Bu cüsseli adam nasıl olmuştu da oraya çıkmayı başarmıştı, aşağıdan
bakıldığından mı karikatür gibi görünüyordu? Kısa sayılabilecek bacaklar, kazan
gibi koca bir göbek, kemerinin içine sokuşturduğu çizgisinin boyadan mı alçıdan
mı olduğunu bilemediğim önceden siyah olsa gerek füme kısa kollu bir atlet,
rengi solmuş bir kot. Soğuk karası der bizim dayıoğlu, zengin güneşten, fakir
soğuktan yanar aslanım, sözünün kelli felli karşılığıydı usta. Sahi bu adamı
oraya kaç kişi çıkarmıştı yahu!
Bir kahkaha çınladı kulaklarımda, göz
göze geldik bu küçük adamla. Eh be oğlum! Sorgu odası mı orası, sen onları
görüyorsan onlar da seni görecek tabii.
-Ne o abi canavar gördün
sanki(!)
Gözleriyle yukarıyı
işaret ederek güldü de güldü. Cüssesi sese dönmüş aynı ses:
-Ulan maymun mu
oynatıyoruz deyyus! Ne gülüp duruyorsun keh keh!

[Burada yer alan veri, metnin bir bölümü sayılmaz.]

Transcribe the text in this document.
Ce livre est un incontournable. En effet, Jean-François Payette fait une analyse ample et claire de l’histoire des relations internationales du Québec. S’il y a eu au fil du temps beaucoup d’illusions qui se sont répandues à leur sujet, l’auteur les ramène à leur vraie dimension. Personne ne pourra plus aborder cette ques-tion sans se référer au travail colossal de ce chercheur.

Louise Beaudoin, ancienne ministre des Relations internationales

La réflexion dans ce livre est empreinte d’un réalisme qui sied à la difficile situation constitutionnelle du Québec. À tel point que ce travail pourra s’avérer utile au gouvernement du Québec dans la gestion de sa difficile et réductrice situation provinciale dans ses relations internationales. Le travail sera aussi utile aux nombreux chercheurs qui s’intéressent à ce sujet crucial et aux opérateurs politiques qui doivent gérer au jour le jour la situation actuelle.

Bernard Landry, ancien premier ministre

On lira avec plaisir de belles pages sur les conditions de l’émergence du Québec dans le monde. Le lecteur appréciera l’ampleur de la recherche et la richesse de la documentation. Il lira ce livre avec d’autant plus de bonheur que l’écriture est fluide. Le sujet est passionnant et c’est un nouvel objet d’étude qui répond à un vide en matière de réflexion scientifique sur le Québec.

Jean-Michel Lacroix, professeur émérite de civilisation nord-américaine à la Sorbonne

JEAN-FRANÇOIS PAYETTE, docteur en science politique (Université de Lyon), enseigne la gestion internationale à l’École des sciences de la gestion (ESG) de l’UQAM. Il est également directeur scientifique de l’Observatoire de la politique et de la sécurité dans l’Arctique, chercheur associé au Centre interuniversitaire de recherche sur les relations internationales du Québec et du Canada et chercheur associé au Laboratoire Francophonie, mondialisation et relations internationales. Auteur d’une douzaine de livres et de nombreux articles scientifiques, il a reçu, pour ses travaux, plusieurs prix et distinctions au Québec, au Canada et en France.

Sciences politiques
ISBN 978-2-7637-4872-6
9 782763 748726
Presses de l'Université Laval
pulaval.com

Daha maymunu duyar duymaz bir kahkaha patlattı
Kürşad. Şimdi on altı yaşındaydı işte, gözlerinin içi gülüyor, alçı, boya, kir
karışmış yüzü her şeyi unutmuş, ay gibi parlıyordu. Dedim ya gülmeyene de aşk
olsun, bir kahkaha da ben patlattım.
-Ulan it bir aşağıya
inersem!
Korktu gibi oldu Kürşad
yüzü karıştı. Canavar, maymun mu
oynatıyoruz burada, o koca cüsse aşağı inecek ha! Bu sefer de ben bastım
kahkahayı… Meğer uzun uzun demirlerin kenarlarında içe doğru çıkıntılı demirler
varmış, onlara basarak bir sol demir bir sağ demir, hop aşağıya… Ağzım açık
kala kaldım öylece birkaç saniye.
-Ulan eşşoğlu.
Bir anda balkonda
buluverdim kendimi, “Usta, hanım çay demledi, çardağa indiriyorum bardakları,
bir soluklanın.” deyiverdim tek nefeste. Ortada ne çay var ne bardak, ne de bizim
hanım. Hay Allah! Kırk kere de deseler evdekilere demlemediğim çayı, el mahkûm
demleyip indirdim bardaklarla beraber çardağın altındaki masaya.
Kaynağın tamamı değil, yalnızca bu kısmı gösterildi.